Fleming v Mustafa
2026 NY Slip Op 01491
Decided on March 18, 2026
Appellate Division, Second Department
Published by New York State Law Reporting Bureau pursuant to Judiciary Law § 431.
This opinion is uncorrected and subject to revision before publication in the Official Reports.


Decided on March 18, 2026 SUPREME COURT OF THE STATE OF NEW YORK Appellate Division, Second Judicial Department
FRANCESCA E. CONNOLLY, J.P.
VALERIE BRATHWAITE NELSON
PHILLIP HOM
ELENA GOLDBERG VELAZQUEZ, JJ.

2024-10994
(Index No. 714487/19)

[*1]Jhunior A. Fleming, et al., appellants,

v

Zishan Mustafa, et al., respondents.




The Law Office of Hermann P. Gruber, P.C. (Mitchell Dranow, Sea Cliff, NY, of counsel), for appellants.

Baker, McEvoy & Moskovits (Marjorie E. Bornes, Freeport, NY, of counsel), for respondents.



DECISION & ORDER

In an action to recover damages for personal injuries, the plaintiffs appeal from an order of the Supreme Court, Queens County (Karina E. Alomar, J.), entered August 26, 2024. The order granted the defendants' motion for summary judgment dismissing the complaint on the ground that the plaintiffs did not sustain a serious injury within the meaning of Insurance Law § 5102(d) as a result of the subject accident.

ORDERED that the order is affirmed, with costs.

The plaintiffs commenced this action to recover damages for personal injuries that they allegedly sustained in a motor vehicle accident.

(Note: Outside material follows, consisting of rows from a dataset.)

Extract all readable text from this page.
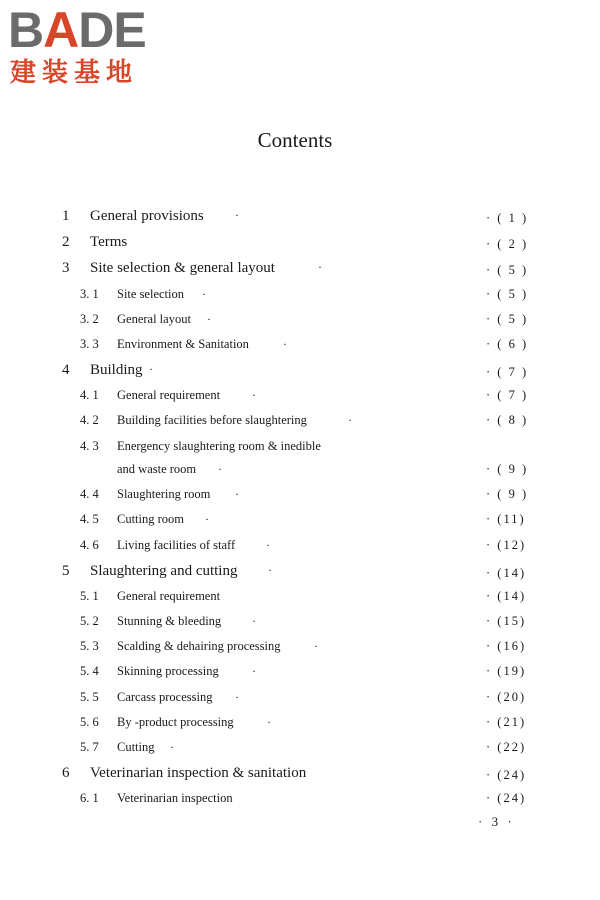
BADE
建装基地
Contents
1 General provisions	·	· ( 1 )
2 Terms	· ( 2 )
3 Site selection & general layout	·	· ( 5 )
3. 1 Site selection ·	· ( 5 )
3. 2 General layout ·	· ( 5 )
3. 3 Environment & Sanitation	·	· ( 6 )
4 Building ·	· ( 7 )
4. 1 General requirement	·	· ( 7 )
4. 2 Building facilities before slaughtering	·	· ( 8 )
4. 3 Energency slaughtering room & inedible
and waste room ·	· ( 9 )
4. 4 Slaughtering room ·	· ( 9 )
4. 5 Cutting room ·	· (11)
4. 6 Living facilities of staff	·	· (12)
5 Slaughtering and cutting	·	· (14)
5. 1 General requirement	· (14)
5. 2 Stunning & bleeding	·	· (15)
5. 3 Scalding & dehairing processing	·	· (16)
5. 4 Skinning processing	·	· (19)
5. 5 Carcass processing ·	· (20)
5. 6 By -product processing	·	· (21)
5. 7 Cutting ·	· (22)
6 Veterinarian inspection & sanitation	· (24)
6. 1 Veterinarian inspection	· (24)
· 3 ·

The defendants moved for summary judgment dismissing the complaint on the ground that the plaintiffs did not sustain a serious injury within the meaning of Insurance Law § 5102(d) as a result of the subject accident. In an order entered August 26, 2024, the Supreme Court granted the motion. The plaintiffs appeal.

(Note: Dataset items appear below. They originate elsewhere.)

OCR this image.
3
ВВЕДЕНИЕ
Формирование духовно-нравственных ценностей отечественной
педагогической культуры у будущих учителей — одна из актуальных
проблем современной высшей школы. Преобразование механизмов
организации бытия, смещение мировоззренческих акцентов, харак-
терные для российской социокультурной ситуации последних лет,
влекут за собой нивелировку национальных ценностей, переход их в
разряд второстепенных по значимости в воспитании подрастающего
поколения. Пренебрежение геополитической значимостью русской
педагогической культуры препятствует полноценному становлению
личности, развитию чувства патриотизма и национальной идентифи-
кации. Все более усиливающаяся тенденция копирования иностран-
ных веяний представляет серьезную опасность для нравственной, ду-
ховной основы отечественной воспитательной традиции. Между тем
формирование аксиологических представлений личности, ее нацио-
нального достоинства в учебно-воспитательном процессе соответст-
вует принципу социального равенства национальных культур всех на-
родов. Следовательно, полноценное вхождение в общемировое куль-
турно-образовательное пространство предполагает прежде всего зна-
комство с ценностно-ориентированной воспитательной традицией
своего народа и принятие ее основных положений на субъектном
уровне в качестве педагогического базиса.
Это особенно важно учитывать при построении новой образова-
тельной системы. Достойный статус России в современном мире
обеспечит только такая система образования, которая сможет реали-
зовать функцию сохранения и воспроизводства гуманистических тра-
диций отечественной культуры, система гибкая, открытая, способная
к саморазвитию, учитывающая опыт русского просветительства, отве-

The defendants met their prima facie burden of showing that the plaintiffs did not sustain a serious injury within the meaning of Insurance Law § 5102(d) as a result of the accident (see Toure v Avis Rent A Car Sys., 98 NY2d 345; Gaddy v Eyler, 79 NY2d 955, 956-957). Contrary to the plaintiffs' contentions, they failed to raise a triable issue of fact in opposition, as they failed to offer a reasonable explanation for their gaps in treatment (see Pommells v Perez, 4 NY3d 566, 574; Hwang v Ilgar, 178 AD3d 784, 785).

The plaintiffs' remaining contentions need not be reached in light of our determination.

CONNOLLY, J.P., BRATHWAITE NELSON, HOM and GOLDBERG VELAZQUEZ, JJ., concur.